Estamos ante una película ambientada en los noventa, no solo se nota en las pequeñas sutilezas y detalles en cuanto al vestuario y utilería, sino también por la libertad implícita en el recorrido nocturno de cuatro amigas adolecentes que están en esa etapa de transición hacia la adultez. En el tratamiento con respecto al mundo que las rodea, los chicos, los adultos, la ausencia de una figura de autoridad, no se percibe el miedo característico contemporáneo al hecho de que sean cuatro jóvenes que andan de noche, en el centro, solas, sin que alguien sepa que están ahí.
Si bien hay pequeños momentos de tensión en cuanto al peligro, a lo que implica estar solas lejos de sus casas, que es justo y necesario, no es algo que tenga al espectador alarmado, pensando en cuándo les va a pasar algo grave.
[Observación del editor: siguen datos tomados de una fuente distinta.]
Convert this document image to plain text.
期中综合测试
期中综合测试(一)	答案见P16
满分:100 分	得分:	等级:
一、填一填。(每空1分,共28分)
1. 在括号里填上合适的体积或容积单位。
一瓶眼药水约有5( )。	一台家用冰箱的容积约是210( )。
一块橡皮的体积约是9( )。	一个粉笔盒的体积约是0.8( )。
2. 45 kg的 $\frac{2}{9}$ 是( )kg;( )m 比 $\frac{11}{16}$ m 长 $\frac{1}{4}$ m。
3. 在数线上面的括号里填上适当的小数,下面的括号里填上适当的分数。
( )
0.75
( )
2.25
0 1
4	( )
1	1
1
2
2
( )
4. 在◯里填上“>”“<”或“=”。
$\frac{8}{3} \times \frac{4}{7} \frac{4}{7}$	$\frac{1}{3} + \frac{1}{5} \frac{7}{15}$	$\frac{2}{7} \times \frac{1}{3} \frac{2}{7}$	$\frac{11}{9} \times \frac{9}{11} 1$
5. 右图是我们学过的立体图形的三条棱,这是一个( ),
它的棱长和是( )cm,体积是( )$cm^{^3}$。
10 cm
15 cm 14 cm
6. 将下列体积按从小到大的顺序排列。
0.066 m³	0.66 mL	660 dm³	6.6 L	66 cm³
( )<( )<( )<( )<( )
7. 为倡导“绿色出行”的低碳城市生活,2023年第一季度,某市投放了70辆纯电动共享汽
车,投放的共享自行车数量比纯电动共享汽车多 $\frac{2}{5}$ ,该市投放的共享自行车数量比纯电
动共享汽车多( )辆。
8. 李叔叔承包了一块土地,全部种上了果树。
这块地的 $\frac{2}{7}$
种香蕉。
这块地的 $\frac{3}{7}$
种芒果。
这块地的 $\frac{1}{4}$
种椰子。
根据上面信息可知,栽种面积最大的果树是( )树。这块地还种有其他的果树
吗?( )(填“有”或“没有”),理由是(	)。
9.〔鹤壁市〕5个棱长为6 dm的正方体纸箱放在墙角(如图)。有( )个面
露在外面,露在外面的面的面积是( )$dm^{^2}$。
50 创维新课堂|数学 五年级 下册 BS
Solo hay un breve encuentro con dos personajes que les representan el mayor peligro de la noche, y las llevan al límite, y se agradece que no pase algo más dramático. Situación que no le quita peso a la historia, en absoluto.
La película plantea la complicada temática de la amistad adolescente. La trama no tiene un nudo claro entre los personajes, más bien acompaña a las chicas en este descubrirse, como grupo e individualmente, durante el recorrido. Este acompañamiento está marcado por movimientos de cámara y planos mayormente cerrados; quizás luego de un rato se hace un poco tediosa esta forma, pero una vez que entras en ese mundo, comulgas con la intención. La iluminación también acompaña muy bien momentos claves del filme, gracias al uso de ciertas tonalidades y colores.
El final es inesperado y rompe con la estabilidad de la película. Como si fuera un puntapié para que a partir de ahí comience verdaderamente la historia, o un nuevo relato. Los breves diálogos vacíos de contenido dan cuenta del período que atraviesan las chicas.